И я, ненужная ему, умру от ревности. Инстинктом я чувствовала, что он не должен знать о моей ревности: много чести! Но он знал. Как-то он сказал, что ничуть бы не удивился, если б я подсыпала толченого стекла девушке, к которой его приревную. А он меня не ревновал и все время это подчеркивал. Как-то я с вызовом спросила:
— Уж не думаешь ли ты, что на свете, кроме тебя, нет мужчин?
— Может, мужчины и есть, только тебе они до лампочки.
— Вот как? Откуда же ты знаешь?
— У тебя глаза не блудливые. Я вообще могу сразу сказать, кто кого любит и кто кого обманывает…
И действительно, Юлька каким-то непостижимым чувством понимал, кто кого любит, а кто кого нет.
Помню, на свадьбе Элки Котенок умная Тамара познакомилась с одним парнем. Морда у парня, на мой взгляд, была прескверная: тонкие губы, неприятно красные, почти белые глаза и подбритые брови. Я, конечно, не сказала этого Тамаре, тем более что она нашла его несказанно умным.
Новый год мы встречали все вместе: мы с Юлькой, Наташка, Элка Котенок с благоприобретенным мужем и умная Тамара с этим самым Игорем.

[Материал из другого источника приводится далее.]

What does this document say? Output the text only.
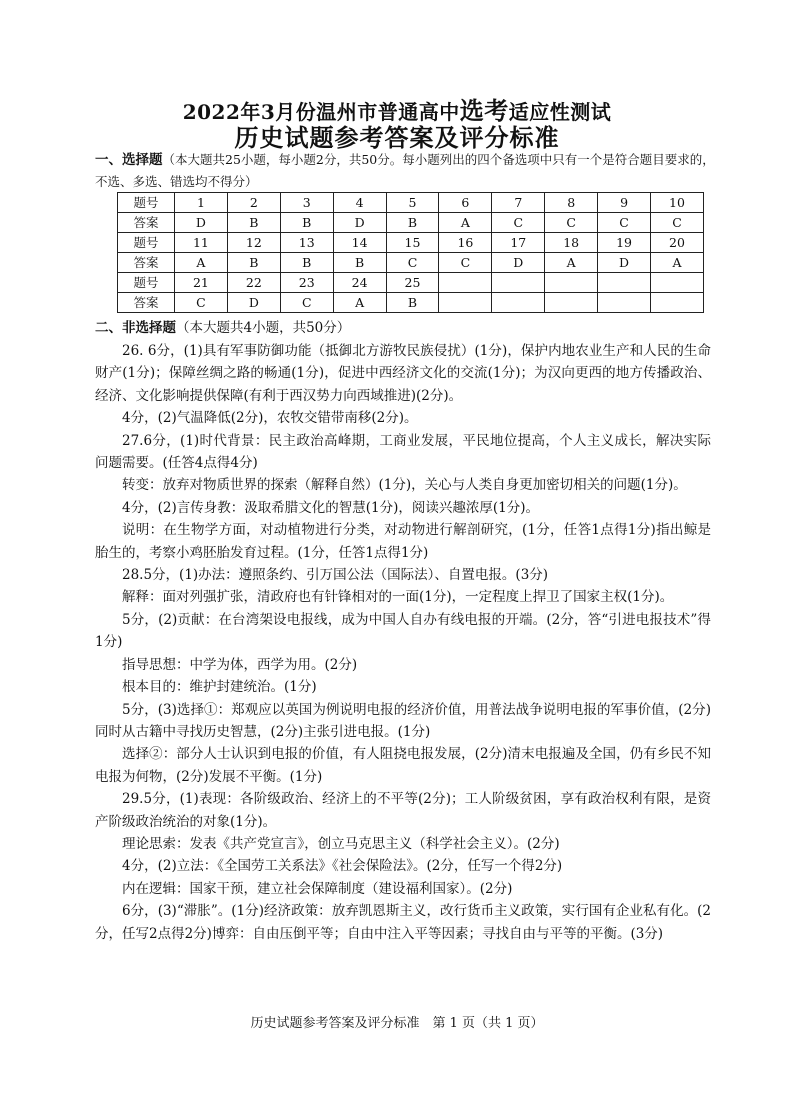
2022年3月份温州市普通高中选考适应性测试
历史试题参考答案及评分标准
一、选择题（本大题共25小题，每小题2分，共50分。每小题列出的四个备选项中只有一个是符合题目要求的，不选、多选、错选均不得分）
题号	1	2	3	4	5	6	7	8	9	10
答案	D	B	B	D	B	A	C	C	C	C
题号	11	12	13	14	15	16	17	18	19	20
答案	A	B	B	B	C	C	D	A	D	A
题号	21	22	23	24	25					
答案	C	D	C	A	B					
二、非选择题（本大题共4小题，共50分）

26. 6分，(1)具有军事防御功能（抵御北方游牧民族侵扰）(1分)，保护内地农业生产和人民的生命财产(1分)；保障丝绸之路的畅通(1分)，促进中西经济文化的交流(1分)；为汉向更西的地方传播政治、经济、文化影响提供保障(有利于西汉势力向西域推进)(2分)。

4分，(2)气温降低(2分)，农牧交错带南移(2分)。

27.6分，(1)时代背景：民主政治高峰期，工商业发展，平民地位提高，个人主义成长，解决实际问题需要。(任答4点得4分)

转变：放弃对物质世界的探索（解释自然）(1分)，关心与人类自身更加密切相关的问题(1分)。

4分，(2)言传身教：汲取希腊文化的智慧(1分)，阅读兴趣浓厚(1分)。

说明：在生物学方面，对动植物进行分类，对动物进行解剖研究，(1分，任答1点得1分)指出鲸是胎生的，考察小鸡胚胎发育过程。(1分，任答1点得1分)

28.5分，(1)办法：遵照条约、引万国公法（国际法）、自置电报。(3分)

解释：面对列强扩张，清政府也有针锋相对的一面(1分)，一定程度上捍卫了国家主权(1分)。

5分，(2)贡献：在台湾架设电报线，成为中国人自办有线电报的开端。(2分，答“引进电报技术”得1分)

指导思想：中学为体，西学为用。(2分)

根本目的：维护封建统治。(1分)

5分，(3)选择①：郑观应以英国为例说明电报的经济价值，用普法战争说明电报的军事价值，(2分)同时从古籍中寻找历史智慧，(2分)主张引进电报。(1分)

选择②：部分人士认识到电报的价值，有人阻挠电报发展，(2分)清末电报遍及全国，仍有乡民不知电报为何物，(2分)发展不平衡。(1分)

29.5分，(1)表现：各阶级政治、经济上的不平等(2分)；工人阶级贫困，享有政治权利有限，是资产阶级政治统治的对象(1分)。

理论思索：发表《共产党宣言》，创立马克思主义（科学社会主义）。(2分)

4分，(2)立法：《全国劳工关系法》《社会保险法》。(2分，任写一个得2分)

内在逻辑：国家干预，建立社会保障制度（建设福利国家）。(2分)

6分，(3)“滞胀”。(1分)经济政策：放弃凯恩斯主义，改行货币主义政策，实行国有企业私有化。(2分，任写2点得2分)博弈：自由压倒平等；自由中注入平等因素；寻找自由与平等的平衡。(3分)

历史试题参考答案及评分标准　第 1 页（共 1 页）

После праздника Юлька категорически сказал мне:
— Игорь бросит Тамарку через месяц. Соврет, что уезжает или что-нибудь еще…
— Почему?
— Потому что он за вечер успел облапить Наташку, да и на тебя поглядывал, если б не я — не упустил бы…
— Посмотрим…
— Элка изменит мужу максимум через полгода.
— Да с чего ты взял?
— Вот посмотришь…
Элка изменила мужу гораздо раньше, чем предсказал Юлька. Игорь сбежал от Тамары сразу же после Нового года — сказал, что уезжает в Индию изучать тамошних йогов. После этого я поняла, что Юльке в таких случаях надо верить на слово.
Вот поэтому он, наверно, и не ревновал меня никогда, потому что меня и нечего было ревновать.
И все же он ревновал, хоть и сам не знал: к кому и к чему. Тогда-то я не понимала странных перепадов в его настроении и не объясняла их ревностью. А он ревновал… К Гоголю, например. Ведь после школы почти всем нам ясно как дважды два, что Гоголь — скучнейший писатель. Лермонтов — страшное занудство, которое еще надо почему-то и заучивать наизусть… «Скажи-ка, дядя, ведь недаром…» И зачем они мне нужны?